The crude reaction mixture was separated by TSK-40 gel-filtration chromatography, and yielded four fractions (1-4) that were all subjected
to a combination of chemical and spectroscopic analyses. Fraction 1 was established to be a mannose-reducing tetrasaccharide and contained a slight amount of a tetrasaccharide, in which galactose replaced the non reducing mannose end as follows: Fraction 2 was found to be a trisaccharide: α-D-Manp-(1→2)-α-D-Manp-(1→2)-D-Man-red, fraction 3 consisted of the disaccharide α-D-Manp-(1→2)-D-Man-red, and fraction 4 was only composed of reducing mannose. Selleck 7-Cl-O-Nec1 Thus, the acetolysis showed that only three kinds of oligosaccharides were present, which were attached to the main polymer backbone, and that these branches were all attached to O-2 of a 2,6-disubstituted mannose. Moreover, the galactose residue, when present, was only located at the non-reducing end of a tetrasaccharide.

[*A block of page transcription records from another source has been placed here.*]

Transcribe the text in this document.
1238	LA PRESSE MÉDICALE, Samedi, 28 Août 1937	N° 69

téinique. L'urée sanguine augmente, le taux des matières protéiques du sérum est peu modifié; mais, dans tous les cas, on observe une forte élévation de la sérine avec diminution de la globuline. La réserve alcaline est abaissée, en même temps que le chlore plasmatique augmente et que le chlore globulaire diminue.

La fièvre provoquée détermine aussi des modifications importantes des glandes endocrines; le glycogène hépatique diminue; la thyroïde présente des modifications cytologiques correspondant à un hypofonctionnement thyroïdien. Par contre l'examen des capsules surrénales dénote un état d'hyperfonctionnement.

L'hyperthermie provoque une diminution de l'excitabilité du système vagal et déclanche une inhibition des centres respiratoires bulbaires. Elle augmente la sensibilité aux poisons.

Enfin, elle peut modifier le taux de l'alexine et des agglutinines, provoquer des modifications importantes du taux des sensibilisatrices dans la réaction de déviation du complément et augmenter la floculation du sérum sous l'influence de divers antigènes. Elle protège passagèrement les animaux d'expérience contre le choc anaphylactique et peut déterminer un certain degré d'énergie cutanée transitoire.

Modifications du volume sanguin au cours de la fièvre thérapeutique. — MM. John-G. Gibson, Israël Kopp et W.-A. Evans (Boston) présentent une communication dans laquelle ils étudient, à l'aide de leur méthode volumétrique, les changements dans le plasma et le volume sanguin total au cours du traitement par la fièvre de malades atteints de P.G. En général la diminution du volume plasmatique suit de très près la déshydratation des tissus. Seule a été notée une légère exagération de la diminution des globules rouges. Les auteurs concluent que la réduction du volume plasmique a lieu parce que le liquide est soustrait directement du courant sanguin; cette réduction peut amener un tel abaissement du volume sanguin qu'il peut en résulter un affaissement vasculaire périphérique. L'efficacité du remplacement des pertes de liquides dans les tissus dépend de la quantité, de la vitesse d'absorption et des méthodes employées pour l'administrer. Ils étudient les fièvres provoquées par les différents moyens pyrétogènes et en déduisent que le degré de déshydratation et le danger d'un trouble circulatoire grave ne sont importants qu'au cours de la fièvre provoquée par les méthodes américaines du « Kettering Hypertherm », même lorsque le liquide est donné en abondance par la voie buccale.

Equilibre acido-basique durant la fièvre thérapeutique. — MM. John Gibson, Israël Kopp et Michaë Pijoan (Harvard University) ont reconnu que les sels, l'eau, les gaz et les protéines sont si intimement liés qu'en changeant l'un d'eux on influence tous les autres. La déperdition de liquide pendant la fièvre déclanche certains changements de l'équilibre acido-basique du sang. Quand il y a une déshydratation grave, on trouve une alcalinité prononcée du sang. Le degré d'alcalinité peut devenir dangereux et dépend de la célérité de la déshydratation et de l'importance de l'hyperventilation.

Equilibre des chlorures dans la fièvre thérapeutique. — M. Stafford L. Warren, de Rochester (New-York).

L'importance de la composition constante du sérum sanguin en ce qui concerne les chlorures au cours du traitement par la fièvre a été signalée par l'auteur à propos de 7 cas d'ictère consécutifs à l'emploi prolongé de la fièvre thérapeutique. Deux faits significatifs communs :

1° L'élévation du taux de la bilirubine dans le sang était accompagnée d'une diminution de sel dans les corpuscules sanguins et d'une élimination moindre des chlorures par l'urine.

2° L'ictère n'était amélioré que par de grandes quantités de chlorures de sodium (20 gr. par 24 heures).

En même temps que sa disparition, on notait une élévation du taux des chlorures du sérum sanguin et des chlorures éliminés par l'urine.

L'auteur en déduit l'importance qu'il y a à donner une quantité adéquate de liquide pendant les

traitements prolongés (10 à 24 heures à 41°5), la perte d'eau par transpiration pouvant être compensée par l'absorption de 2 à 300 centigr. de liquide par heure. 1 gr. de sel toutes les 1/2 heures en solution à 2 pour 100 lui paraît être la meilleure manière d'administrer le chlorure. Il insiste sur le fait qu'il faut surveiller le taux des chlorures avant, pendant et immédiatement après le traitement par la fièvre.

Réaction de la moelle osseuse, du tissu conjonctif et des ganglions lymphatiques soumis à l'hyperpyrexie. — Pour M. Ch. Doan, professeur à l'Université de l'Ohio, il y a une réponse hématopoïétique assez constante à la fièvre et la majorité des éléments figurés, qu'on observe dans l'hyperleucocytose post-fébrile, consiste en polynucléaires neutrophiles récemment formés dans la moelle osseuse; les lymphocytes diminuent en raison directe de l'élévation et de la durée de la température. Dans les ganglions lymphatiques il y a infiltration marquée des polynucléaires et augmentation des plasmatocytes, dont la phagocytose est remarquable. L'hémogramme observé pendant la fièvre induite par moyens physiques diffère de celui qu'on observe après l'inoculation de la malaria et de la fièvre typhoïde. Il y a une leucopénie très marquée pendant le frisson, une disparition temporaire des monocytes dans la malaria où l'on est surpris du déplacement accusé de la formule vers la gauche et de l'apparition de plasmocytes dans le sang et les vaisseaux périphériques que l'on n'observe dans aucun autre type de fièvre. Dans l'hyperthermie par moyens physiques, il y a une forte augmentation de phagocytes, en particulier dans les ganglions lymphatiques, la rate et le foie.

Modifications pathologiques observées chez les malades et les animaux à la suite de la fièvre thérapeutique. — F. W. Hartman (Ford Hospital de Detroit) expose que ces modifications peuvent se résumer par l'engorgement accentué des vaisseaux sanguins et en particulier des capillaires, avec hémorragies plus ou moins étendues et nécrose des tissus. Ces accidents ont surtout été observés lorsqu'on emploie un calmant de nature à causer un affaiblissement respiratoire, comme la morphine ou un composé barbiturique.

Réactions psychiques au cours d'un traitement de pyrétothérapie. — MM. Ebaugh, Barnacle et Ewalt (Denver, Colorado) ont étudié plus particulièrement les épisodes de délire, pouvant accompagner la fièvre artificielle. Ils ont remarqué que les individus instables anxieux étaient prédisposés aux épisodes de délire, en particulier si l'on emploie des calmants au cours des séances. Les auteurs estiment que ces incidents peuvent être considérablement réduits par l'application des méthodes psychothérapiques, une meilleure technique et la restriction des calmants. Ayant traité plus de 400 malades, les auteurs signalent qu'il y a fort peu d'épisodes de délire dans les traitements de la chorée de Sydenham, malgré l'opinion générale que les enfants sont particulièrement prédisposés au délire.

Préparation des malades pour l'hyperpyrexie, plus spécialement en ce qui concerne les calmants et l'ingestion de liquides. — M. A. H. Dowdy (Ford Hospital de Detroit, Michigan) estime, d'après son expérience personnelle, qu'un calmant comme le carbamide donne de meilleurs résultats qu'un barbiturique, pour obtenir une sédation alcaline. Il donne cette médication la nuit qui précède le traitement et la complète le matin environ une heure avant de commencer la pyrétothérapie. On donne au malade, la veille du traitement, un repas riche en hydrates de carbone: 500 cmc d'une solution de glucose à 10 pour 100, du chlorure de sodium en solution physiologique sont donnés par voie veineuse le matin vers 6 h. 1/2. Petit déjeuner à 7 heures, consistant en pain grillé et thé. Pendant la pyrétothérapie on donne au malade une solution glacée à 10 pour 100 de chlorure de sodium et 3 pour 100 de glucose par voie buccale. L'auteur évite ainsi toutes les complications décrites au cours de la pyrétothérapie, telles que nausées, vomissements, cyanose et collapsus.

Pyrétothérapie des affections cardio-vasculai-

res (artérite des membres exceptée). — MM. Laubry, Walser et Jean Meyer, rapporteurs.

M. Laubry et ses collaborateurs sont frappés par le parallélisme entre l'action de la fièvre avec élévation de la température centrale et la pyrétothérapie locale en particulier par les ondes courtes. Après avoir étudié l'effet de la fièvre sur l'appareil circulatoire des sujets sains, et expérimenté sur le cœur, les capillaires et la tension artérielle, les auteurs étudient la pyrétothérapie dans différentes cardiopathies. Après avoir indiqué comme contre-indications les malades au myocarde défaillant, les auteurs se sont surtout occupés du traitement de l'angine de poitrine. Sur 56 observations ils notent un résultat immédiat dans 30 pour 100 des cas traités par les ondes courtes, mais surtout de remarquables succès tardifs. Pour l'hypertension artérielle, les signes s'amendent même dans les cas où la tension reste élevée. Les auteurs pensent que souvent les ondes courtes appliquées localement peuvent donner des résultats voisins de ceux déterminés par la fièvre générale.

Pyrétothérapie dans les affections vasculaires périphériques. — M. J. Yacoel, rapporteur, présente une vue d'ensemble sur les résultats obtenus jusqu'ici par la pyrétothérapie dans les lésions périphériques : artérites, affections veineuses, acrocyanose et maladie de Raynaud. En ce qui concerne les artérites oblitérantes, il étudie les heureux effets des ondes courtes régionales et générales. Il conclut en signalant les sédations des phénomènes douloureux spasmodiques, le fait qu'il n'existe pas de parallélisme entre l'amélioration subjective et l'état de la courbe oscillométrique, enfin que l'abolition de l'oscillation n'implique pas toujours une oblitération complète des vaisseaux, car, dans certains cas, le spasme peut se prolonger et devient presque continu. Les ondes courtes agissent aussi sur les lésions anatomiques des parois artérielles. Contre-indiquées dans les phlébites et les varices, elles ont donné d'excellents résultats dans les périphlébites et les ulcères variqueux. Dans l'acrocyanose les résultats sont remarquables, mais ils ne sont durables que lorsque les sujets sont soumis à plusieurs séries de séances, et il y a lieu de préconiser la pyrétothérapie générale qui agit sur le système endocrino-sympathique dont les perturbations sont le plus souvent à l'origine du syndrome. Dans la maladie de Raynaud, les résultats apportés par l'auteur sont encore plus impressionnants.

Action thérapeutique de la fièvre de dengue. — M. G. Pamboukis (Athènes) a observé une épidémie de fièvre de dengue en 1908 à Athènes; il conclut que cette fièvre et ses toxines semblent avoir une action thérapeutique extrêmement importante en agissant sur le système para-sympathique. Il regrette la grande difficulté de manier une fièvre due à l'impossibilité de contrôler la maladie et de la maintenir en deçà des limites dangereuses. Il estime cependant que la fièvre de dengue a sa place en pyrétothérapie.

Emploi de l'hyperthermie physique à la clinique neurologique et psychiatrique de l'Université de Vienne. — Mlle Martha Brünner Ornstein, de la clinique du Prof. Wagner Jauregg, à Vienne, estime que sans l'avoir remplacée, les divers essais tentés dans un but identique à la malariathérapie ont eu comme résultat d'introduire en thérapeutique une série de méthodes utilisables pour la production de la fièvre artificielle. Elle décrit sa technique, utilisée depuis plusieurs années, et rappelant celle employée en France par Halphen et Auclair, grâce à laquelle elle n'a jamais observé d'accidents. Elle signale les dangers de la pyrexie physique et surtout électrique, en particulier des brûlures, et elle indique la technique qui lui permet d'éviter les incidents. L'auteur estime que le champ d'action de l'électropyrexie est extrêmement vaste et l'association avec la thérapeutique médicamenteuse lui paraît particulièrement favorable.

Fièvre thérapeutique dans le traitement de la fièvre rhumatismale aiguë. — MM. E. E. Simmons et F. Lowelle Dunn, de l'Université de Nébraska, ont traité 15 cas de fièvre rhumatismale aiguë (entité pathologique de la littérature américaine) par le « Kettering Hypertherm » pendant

Thus, from both selective degradation reactions, it could be concluded that the galacto-mannan polymer is an intricate structure consisting of a 6-substituted mannan backbone with small branching chains (one to three units) of Manp residues. Furthermore, the 3-substituted mannose is only present in the trisaccharide lateral chain. The overall structure of this complex EPS is shown in Figure 5. Figure 5 Proposed structure of the EPS of H. somni 2336. When 2336 and 129Pt were grown with and without Neu5Ac added to the culture medium, only traces of Neu5Ac were present in the purified EPS of 129Pt without Neu5Ac (Figure 6, left panel), with DZNeP in vitro Neu5Ac (Figure 6, right panel), or in 2336 grown without Neu5Ac (Figure 7, left panels). However, a significantly larger Niclosamide quantity of Neu5Ac was
present in the EPS of 2336 grown with Neu5Ac (Figure 7, right panels). Furthermore, the EPS also contained two additional aminosugars: N-acetylglucosamine and N-acetylgalactosamine. Figure 6 Chromatogram GC-MS of H. somni 129 pt grown without Neu5Ac (left) and with Neu5Ac (right). Figure 7 Chromatogram GC-MS of H. somni 2336 grown without Neu5Ac (top left) and with Neu5Ac (top right), and chromatogram expansion GC-MS of 2336 grown without Neu5Ac (bottom left) and with Neu5Ac (bottom right). Association of the exopolysaccharide with biofilm The presence of EPS in the H. somni biofilm was examined by cryo-ITEM following incubation of the fixed samples with antiserum to EPS and Protein-A gold particles. The Protein-A gold particles bound to the bacterial surface and in spaces between the cells, which appeared to be the residual biofilm matrix. However, no gold particles were seen in the control sample incubated without antiserum (Figure 8). Figure 8 Immuno-transmission electron micrographs of the OCT cryosection of an H. somni biofilm. H.